Winner Winner, Bread for Dinner
Chefs are thinking outside the bread basket and composing vibrant courses built around flavorful loaves.
Even the simplest bread courses have more going on than meets the eye. Through composed dishes, Nashville chefs and bakers serve personal bread with intention and passion. These slices are paired with components that amplify their inherent flavor, not overshadow it.
Chef Benjamin Tyson of Butterlamp Bread & Beverage
White Anchovy, Fermented Onion Chimichurri, Lemon Aïoli, Shiso Vinegar Jelly, Honey Butter, Anadama Bread
Chef Benjamin Tyson has an entire section of the menu at Butterlamp Bread & Beverage dedicated to "stuff on bread," and looked to Anadama bread for his next addition. The New England-style loaf is a nod to his upbringing, made from a base of cornmeal, molasses, rye, and whole wheat flours. "It has this kind of tang to it, as well as the sweetness from the molasses, and that depth of richness from the cornmeal, rye, and whole wheat flours," says Tyson. Looking to find its perfect pairing, he reached for anchovies and butter as the supporting actors. "I was thinking how I could use the Anadama bread because I really loved it, but didn't have a way to utilize it in a toast," he says. "And a really classic pairing is anchovies and butter." After the bread is toasted, Tyson pipes honey butter onto the bread and drizzles a chimichurri made from fermented onions, soft herb stems, olive oil, dill oil, and fresh dill over top. The bread is then finished with vinegar jelly, anchovies, and an aïoli made with lemon oil. "I think it's really surprising for people," says Tyson. "It's one of those things that we think is kind of greater than the sum of its parts." Though the base of the flavor combinations is classic, it's the brightness from the jelly and aïoli, the sweetness of the honey butter and bread, combined with the umami from the anchovies and chimichurri, that keeps guests wanting more.

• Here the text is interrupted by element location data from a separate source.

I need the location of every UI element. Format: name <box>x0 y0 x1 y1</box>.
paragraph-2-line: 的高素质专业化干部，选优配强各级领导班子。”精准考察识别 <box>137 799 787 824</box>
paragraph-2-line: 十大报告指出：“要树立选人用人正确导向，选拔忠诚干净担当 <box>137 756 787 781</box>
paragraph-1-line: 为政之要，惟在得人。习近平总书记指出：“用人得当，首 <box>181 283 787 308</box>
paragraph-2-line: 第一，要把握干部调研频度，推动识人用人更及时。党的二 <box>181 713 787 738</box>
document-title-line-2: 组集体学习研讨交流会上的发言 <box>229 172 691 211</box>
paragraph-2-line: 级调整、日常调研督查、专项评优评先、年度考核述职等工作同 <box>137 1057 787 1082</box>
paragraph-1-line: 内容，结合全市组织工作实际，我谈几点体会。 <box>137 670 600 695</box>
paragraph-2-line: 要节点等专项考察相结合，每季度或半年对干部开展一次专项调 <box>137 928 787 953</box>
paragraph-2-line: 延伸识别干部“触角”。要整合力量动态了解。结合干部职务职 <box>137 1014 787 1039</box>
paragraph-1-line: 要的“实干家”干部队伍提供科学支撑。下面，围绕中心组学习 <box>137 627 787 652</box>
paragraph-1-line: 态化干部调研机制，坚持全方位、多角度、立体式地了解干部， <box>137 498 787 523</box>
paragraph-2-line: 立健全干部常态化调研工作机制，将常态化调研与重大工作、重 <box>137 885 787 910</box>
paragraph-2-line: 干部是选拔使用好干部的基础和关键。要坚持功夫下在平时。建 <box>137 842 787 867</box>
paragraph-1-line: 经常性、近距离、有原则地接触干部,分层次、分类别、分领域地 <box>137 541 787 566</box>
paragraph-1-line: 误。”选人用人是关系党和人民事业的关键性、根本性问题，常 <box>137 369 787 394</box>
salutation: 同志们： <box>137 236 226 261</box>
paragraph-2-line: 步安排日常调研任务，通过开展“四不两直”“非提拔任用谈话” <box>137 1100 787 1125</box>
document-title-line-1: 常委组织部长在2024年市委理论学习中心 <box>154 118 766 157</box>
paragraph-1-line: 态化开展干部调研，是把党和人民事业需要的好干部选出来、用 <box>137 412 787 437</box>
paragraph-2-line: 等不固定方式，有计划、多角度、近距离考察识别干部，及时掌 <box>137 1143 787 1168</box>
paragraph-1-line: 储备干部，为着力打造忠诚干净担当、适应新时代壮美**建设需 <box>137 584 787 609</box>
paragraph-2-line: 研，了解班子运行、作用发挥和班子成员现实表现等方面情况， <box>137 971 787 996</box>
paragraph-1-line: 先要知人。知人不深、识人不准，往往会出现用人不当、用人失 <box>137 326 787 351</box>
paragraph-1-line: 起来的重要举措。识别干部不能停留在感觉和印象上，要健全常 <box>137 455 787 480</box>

Baker Wesley Barrington of Folk, Junior, and Rolf & Daughters and Chef Brian Mejia of Junior
Farro Verde Porridge Bread with Cultured Butter
The bread course at Junior gets just as much care as any other dish on the menu. "We were already creating a product that we felt like was really, really good bread," says Chef Brian Mejia. "We just knew we had to find something that would kind of match the same intention, and we are committed to making or sourcing the best product." That "really, really good bread" is Baker Wesley Barrington's Farro Verde porridge bread. The dough highlights Anson Mills' Farro Verde grains, which are harvested green. "They burn the crop and it leaves behind just the wheat berry, and then they sift that from the ashes," Barrington says. "You get tons of smoky flavor, which is really awesome. It's part of why we chose this grain." The cracked grains are made into a porridge and incorporated, toward the end of mixing, into Barrington's sourdough base. "You're adding in this additional starch, like creaminess, into the dough that you wouldn't get from just regular bread," says Barrington.
Looking for a butter to pair with the smoky and nutty bread, Mejia looked north to Kentucky and found an Amish community making just what he was searching for—a cultured butter that's almost cheese-like in its richness. "It's just good butter done in a very old-school way," he says. "It creates a better texture. It's a lot creamier. Like with anything that's not necessarily machine-made, there are going to be some inconsistencies, but there's obviously lots of beauty in that." The bread at Junior is a canvas for other pairings like their house coppa, which gets sliced thin so it melts into the delicate crumb of the porridge loaf, bringing a robust, fatty flavor to the nourishing bread.
Baker Jennifer Latham of Mama Bread
Soft Egg, Housemade Cultured Butter, Chile Crisp, Herb Salad, Sprouted Seeded Rye Toast
After years of searching for the bread she ate for breakfast as a child growing up in Germany, Baker Jennifer Latham eventually decided to make it herself. "It's a cornerstone bread for me, something I've been eating my whole life," she says. "It's really what I crave first thing in the morning; it just has a ton of nutritional density." The dough is mixed, fermented in the refrigerator overnight, and then baked the next day. The hearty sprouted seeded rye bread is filled with sprouted rye berries, rye flour, spelt flour, and lots of seeds, and is the ideal base for the soft egg and cultured butter dish at her bakery, Mama Bread. Along with the butter—which gets cultured with crème fraîche—and jammy eggs, the toast is topped with chile crisp and fresh herbs that let the bread and butter speak for themselves. The composition of the dish itself is inspired by smørrebrød, the Danish open-faced sandwich, using bread as the foundation for the simple and delicious ingredients on top. "It's honestly just a really selfish dish," Latham says. "It's everything I want to eat."